Dairy products are very important. It seems as if everything with four feet gets milked: cows, horses, yaks, camels, sheep, goats, reindeer. The most famous Mongolian beverage—the national drink, in fact—is airag, which is fermented mare’s milk. It’s actually quite pleasant, tasting a bit like yogurt. (In a culture with few vegetables and even fewer fruits available, mare’s milk offers the surprising blessing of being an excellent source of Vitamin C.) In addition to the airag, we also had fermented camel’s milk, which was thicker. Milk tea, which is very popular, is made by heating milk and tea together, often with the addition of a pinch of salt. Our milk tea up north was made with reindeer milk, while in the Gobi it was made with camel milk. Dried milk (in blocks) and cheese are also produced. Of course, if you don’t have refrigeration, you don’t have a lot of other options.

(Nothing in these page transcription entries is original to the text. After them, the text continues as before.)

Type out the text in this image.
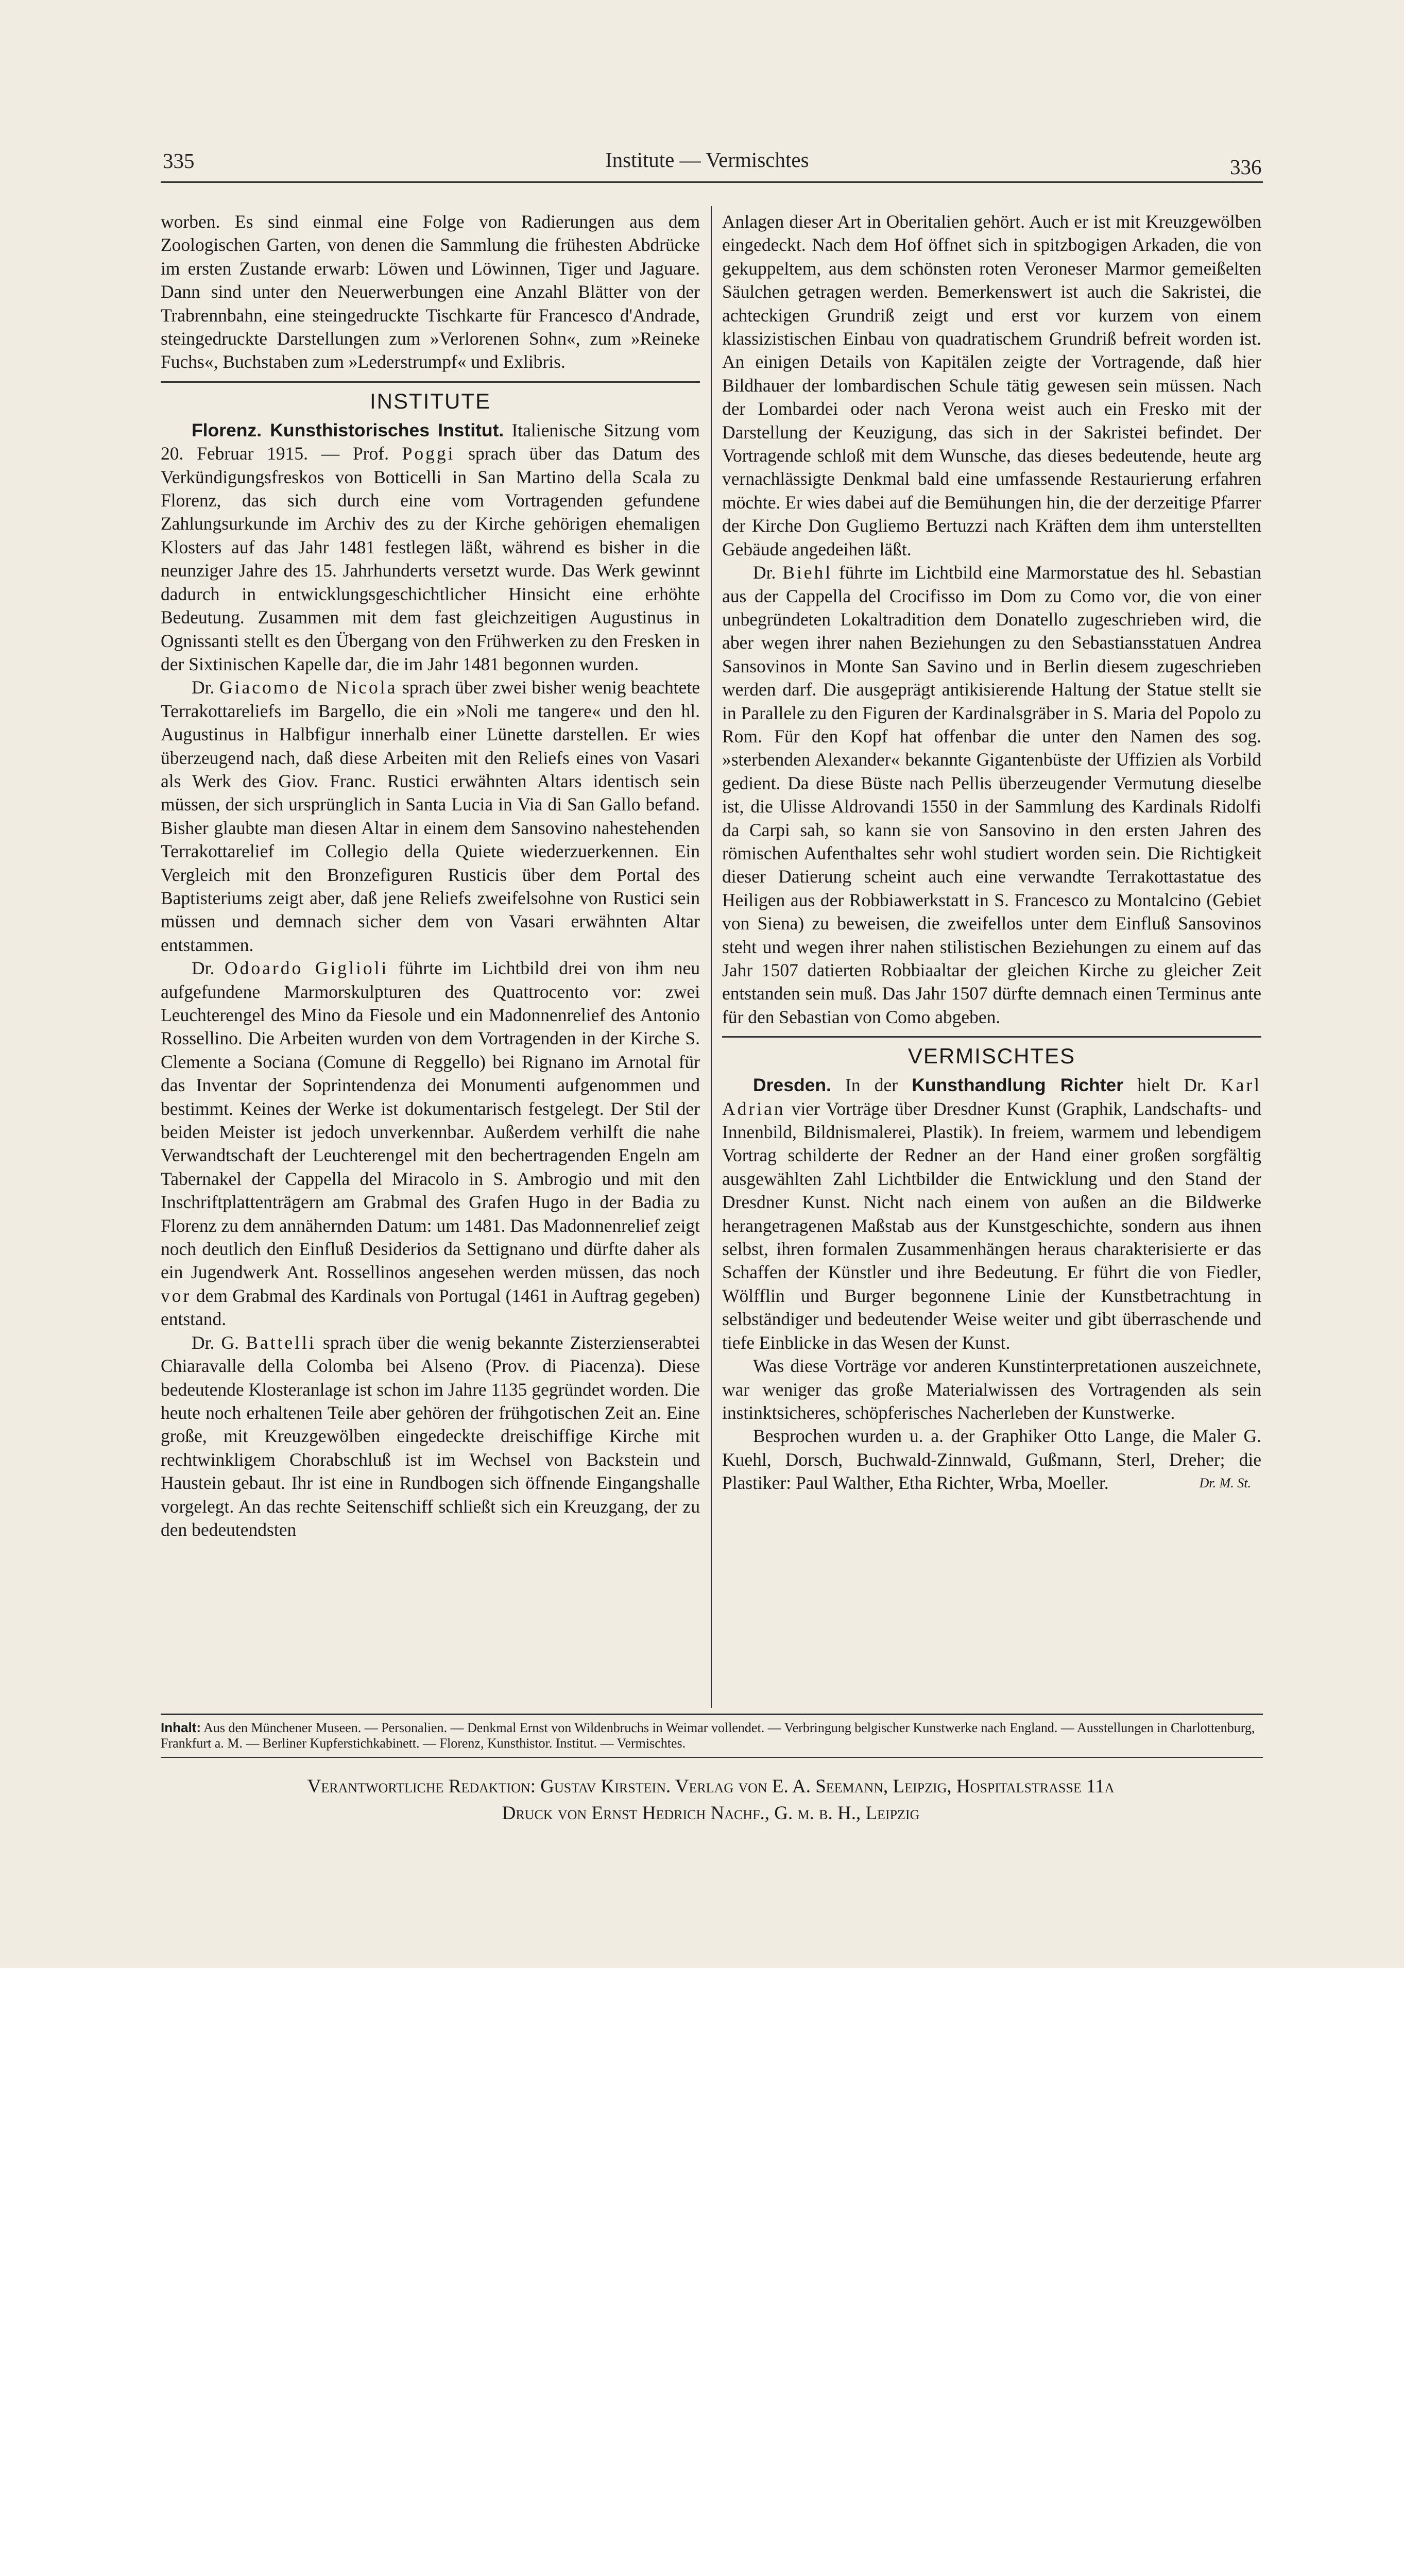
335	Institute — Vermischtes	336

worben. Es sind einmal eine Folge von Radierungen aus dem Zoologischen Garten, von denen die Sammlung die frühesten Abdrücke im ersten Zustande erwarb: Löwen und Löwinnen, Tiger und Jaguare. Dann sind unter den Neuerwerbungen eine Anzahl Blätter von der Trabrennbahn, eine steingedruckte Tischkarte für Francesco d'Andrade, steingedruckte Darstellungen zum »Verlorenen Sohn«, zum »Reineke Fuchs«, Buchstaben zum »Lederstrumpf« und Exlibris.

INSTITUTE

Florenz. Kunsthistorisches Institut. Italienische Sitzung vom 20. Februar 1915. — Prof. Poggi sprach über das Datum des Verkündigungsfreskos von Botticelli in San Martino della Scala zu Florenz, das sich durch eine vom Vortragenden gefundene Zahlungsurkunde im Archiv des zu der Kirche gehörigen ehemaligen Klosters auf das Jahr 1481 festlegen läßt, während es bisher in die neunziger Jahre des 15. Jahrhunderts versetzt wurde. Das Werk gewinnt dadurch in entwicklungsgeschichtlicher Hinsicht eine erhöhte Bedeutung. Zusammen mit dem fast gleichzeitigen Augustinus in Ognissanti stellt es den Übergang von den Frühwerken zu den Fresken in der Sixtinischen Kapelle dar, die im Jahr 1481 begonnen wurden.

Dr. Giacomo de Nicola sprach über zwei bisher wenig beachtete Terrakottareliefs im Bargello, die ein »Noli me tangere« und den hl. Augustinus in Halbfigur innerhalb einer Lünette darstellen. Er wies überzeugend nach, daß diese Arbeiten mit den Reliefs eines von Vasari als Werk des Giov. Franc. Rustici erwähnten Altars identisch sein müssen, der sich ursprünglich in Santa Lucia in Via di San Gallo befand. Bisher glaubte man diesen Altar in einem dem Sansovino nahestehenden Terrakottarelief im Collegio della Quiete wiederzuerkennen. Ein Vergleich mit den Bronzefiguren Rusticis über dem Portal des Baptisteriums zeigt aber, daß jene Reliefs zweifelsohne von Rustici sein müssen und demnach sicher dem von Vasari erwähnten Altar entstammen.

Dr. Odoardo Giglioli führte im Lichtbild drei von ihm neu aufgefundene Marmorskulpturen des Quattrocento vor: zwei Leuchterengel des Mino da Fiesole und ein Madonnenrelief des Antonio Rossellino. Die Arbeiten wurden von dem Vortragenden in der Kirche S. Clemente a Sociana (Comune di Reggello) bei Rignano im Arnotal für das Inventar der Soprintendenza dei Monumenti aufgenommen und bestimmt. Keines der Werke ist dokumentarisch festgelegt. Der Stil der beiden Meister ist jedoch unverkennbar. Außerdem verhilft die nahe Verwandtschaft der Leuchterengel mit den bechertragenden Engeln am Tabernakel der Cappella del Miracolo in S. Ambrogio und mit den Inschriftplattenträgern am Grabmal des Grafen Hugo in der Badia zu Florenz zu dem annähernden Datum: um 1481. Das Madonnenrelief zeigt noch deutlich den Einfluß Desiderios da Settignano und dürfte daher als ein Jugendwerk Ant. Rossellinos angesehen werden müssen, das noch vor dem Grabmal des Kardinals von Portugal (1461 in Auftrag gegeben) entstand.

Dr. G. Battelli sprach über die wenig bekannte Zisterzienserabtei Chiaravalle della Colomba bei Alseno (Prov. di Piacenza). Diese bedeutende Klosteranlage ist schon im Jahre 1135 gegründet worden. Die heute noch erhaltenen Teile aber gehören der frühgotischen Zeit an. Eine große, mit Kreuzgewölben eingedeckte dreischiffige Kirche mit rechtwinkligem Chorabschluß ist im Wechsel von Backstein und Haustein gebaut. Ihr ist eine in Rundbogen sich öffnende Eingangshalle vorgelegt. An das rechte Seitenschiff schließt sich ein Kreuzgang, der zu den bedeutendsten

Anlagen dieser Art in Oberitalien gehört. Auch er ist mit Kreuzgewölben eingedeckt. Nach dem Hof öffnet sich in spitzbogigen Arkaden, die von gekuppeltem, aus dem schönsten roten Veroneser Marmor gemeißelten Säulchen getragen werden. Bemerkenswert ist auch die Sakristei, die achteckigen Grundriß zeigt und erst vor kurzem von einem klassizistischen Einbau von quadratischem Grundriß befreit worden ist. An einigen Details von Kapitälen zeigte der Vortragende, daß hier Bildhauer der lombardischen Schule tätig gewesen sein müssen. Nach der Lombardei oder nach Verona weist auch ein Fresko mit der Darstellung der Keuzigung, das sich in der Sakristei befindet. Der Vortragende schloß mit dem Wunsche, das dieses bedeutende, heute arg vernachlässigte Denkmal bald eine umfassende Restaurierung erfahren möchte. Er wies dabei auf die Bemühungen hin, die der derzeitige Pfarrer der Kirche Don Gugliemo Bertuzzi nach Kräften dem ihm unterstellten Gebäude angedeihen läßt.

Dr. Biehl führte im Lichtbild eine Marmorstatue des hl. Sebastian aus der Cappella del Crocifisso im Dom zu Como vor, die von einer unbegründeten Lokaltradition dem Donatello zugeschrieben wird, die aber wegen ihrer nahen Beziehungen zu den Sebastiansstatuen Andrea Sansovinos in Monte San Savino und in Berlin diesem zugeschrieben werden darf. Die ausgeprägt antikisierende Haltung der Statue stellt sie in Parallele zu den Figuren der Kardinalsgräber in S. Maria del Popolo zu Rom. Für den Kopf hat offenbar die unter den Namen des sog. »sterbenden Alexander« bekannte Gigantenbüste der Uffizien als Vorbild gedient. Da diese Büste nach Pellis überzeugender Vermutung dieselbe ist, die Ulisse Aldrovandi 1550 in der Sammlung des Kardinals Ridolfi da Carpi sah, so kann sie von Sansovino in den ersten Jahren des römischen Aufenthaltes sehr wohl studiert worden sein. Die Richtigkeit dieser Datierung scheint auch eine verwandte Terrakottastatue des Heiligen aus der Robbiawerkstatt in S. Francesco zu Montalcino (Gebiet von Siena) zu beweisen, die zweifellos unter dem Einfluß Sansovinos steht und wegen ihrer nahen stilistischen Beziehungen zu einem auf das Jahr 1507 datierten Robbiaaltar der gleichen Kirche zu gleicher Zeit entstanden sein muß. Das Jahr 1507 dürfte demnach einen Terminus ante für den Sebastian von Como abgeben.

VERMISCHTES

Dresden. In der Kunsthandlung Richter hielt Dr. Karl Adrian vier Vorträge über Dresdner Kunst (Graphik, Landschafts- und Innenbild, Bildnismalerei, Plastik). In freiem, warmem und lebendigem Vortrag schilderte der Redner an der Hand einer großen sorgfältig ausgewählten Zahl Lichtbilder die Entwicklung und den Stand der Dresdner Kunst. Nicht nach einem von außen an die Bildwerke herangetragenen Maßstab aus der Kunstgeschichte, sondern aus ihnen selbst, ihren formalen Zusammenhängen heraus charakterisierte er das Schaffen der Künstler und ihre Bedeutung. Er führt die von Fiedler, Wölfflin und Burger begonnene Linie der Kunstbetrachtung in selbständiger und bedeutender Weise weiter und gibt überraschende und tiefe Einblicke in das Wesen der Kunst.

Was diese Vorträge vor anderen Kunstinterpretationen auszeichnete, war weniger das große Materialwissen des Vortragenden als sein instinktsicheres, schöpferisches Nacherleben der Kunstwerke.

Besprochen wurden u. a. der Graphiker Otto Lange, die Maler G. Kuehl, Dorsch, Buchwald-Zinnwald, Gußmann, Sterl, Dreher; die Plastiker: Paul Walther, Etha Richter, Wrba, Moeller.	Dr. M. St.

Inhalt: Aus den Münchener Museen. — Personalien. — Denkmal Ernst von Wildenbruchs in Weimar vollendet. — Verbringung belgischer Kunstwerke nach England. — Ausstellungen in Charlottenburg, Frankfurt a. M. — Berliner Kupferstichkabinett. — Florenz, Kunsthistor. Institut. — Vermischtes.
Verantwortliche Redaktion: Gustav Kirstein. Verlag von E. A. Seemann, Leipzig, Hospitalstraße 11a
Druck von Ernst Hedrich Nachf., G. m. b. H., Leipzig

And the whey left after cheese is made can be fermented into a kind of mild, sweet vodka. So nothing is wasted.Then there is meat. And there is a lot of meat. Mutton is the most popular meat, though yak and goat are also common (yak in colder regions, goat in warmer). Mutton is particularly important for celebrations, as we learned during our visit with the nomads. In addition, it is also possible to find reindeer, horse, or camel on the menu, depending where you’re dining. Meat may be roasted, boiled, fried, or simply torn into strips and dried.

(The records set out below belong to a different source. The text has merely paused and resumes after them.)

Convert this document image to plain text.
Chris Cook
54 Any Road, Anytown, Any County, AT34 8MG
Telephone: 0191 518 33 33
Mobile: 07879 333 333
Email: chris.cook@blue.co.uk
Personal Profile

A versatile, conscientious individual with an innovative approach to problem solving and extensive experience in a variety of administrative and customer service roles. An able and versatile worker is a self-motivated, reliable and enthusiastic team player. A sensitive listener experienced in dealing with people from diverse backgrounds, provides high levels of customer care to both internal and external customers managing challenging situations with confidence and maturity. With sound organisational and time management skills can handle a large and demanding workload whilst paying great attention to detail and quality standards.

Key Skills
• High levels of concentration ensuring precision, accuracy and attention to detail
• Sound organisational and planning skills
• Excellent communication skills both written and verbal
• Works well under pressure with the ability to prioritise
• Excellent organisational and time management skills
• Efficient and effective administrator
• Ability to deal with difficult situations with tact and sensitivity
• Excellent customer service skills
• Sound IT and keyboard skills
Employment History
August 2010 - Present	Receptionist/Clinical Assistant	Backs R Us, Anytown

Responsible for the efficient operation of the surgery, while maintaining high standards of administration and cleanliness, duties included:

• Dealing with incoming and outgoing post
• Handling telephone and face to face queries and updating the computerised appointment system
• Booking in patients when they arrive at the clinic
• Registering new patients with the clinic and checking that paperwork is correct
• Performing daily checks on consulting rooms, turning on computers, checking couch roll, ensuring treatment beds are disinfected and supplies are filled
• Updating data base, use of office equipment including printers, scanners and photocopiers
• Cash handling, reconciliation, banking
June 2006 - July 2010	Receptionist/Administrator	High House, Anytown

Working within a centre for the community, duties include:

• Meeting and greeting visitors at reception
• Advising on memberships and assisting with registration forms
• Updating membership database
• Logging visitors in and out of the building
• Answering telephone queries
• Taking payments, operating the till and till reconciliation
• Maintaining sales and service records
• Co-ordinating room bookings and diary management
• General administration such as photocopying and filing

The traditional way of cooking a goat is to clean it out, fill it with hot rocks, close it up, and wait until it’s done. This creates incredibly tender, juicy meat that practically falls off the bones. Sheep is cooked in a similar way, but is cut up and layered in a container with the hot rocks until it, too, is meltingly tender. When the meat is served, the still-warm rocks are handed to guests, who pass them from hand to hand. This is thought to bring health; it is definitely relaxing, and gets one’s hands “pre-greased” before digging into dinner.
Meat-filled dumplings are common, especially during holidays and festivals. There are basically two kinds. The larger dumplings are buutz, pronounced “boats.” They are steamed and are not entirely unlike Chinese dumplings, except that the Chinese don’t like beef or mutton, which is what you’ll normally find in buutz, along with a good bit of garlic. The smaller dumplings are bansch. They can be steamed, fried, or boiled in soup or served in milk tea. A third meat-filled item, huushuur, is sometimes also referred to as a dumpling, but this substantial filled-dough pocket is more like a Mongolian version of a Cornish pastie.
An interesting note about Mongolia’s dumplings is that it is likely that the reason dumplings are enjoyed pretty much from Korea across China and Russia and into Eastern Europe is that this represents the extent of Mongolia’s empire, and the world as a whole has never missed the opportunity to pick up a new food form, even from invading “barbarians.”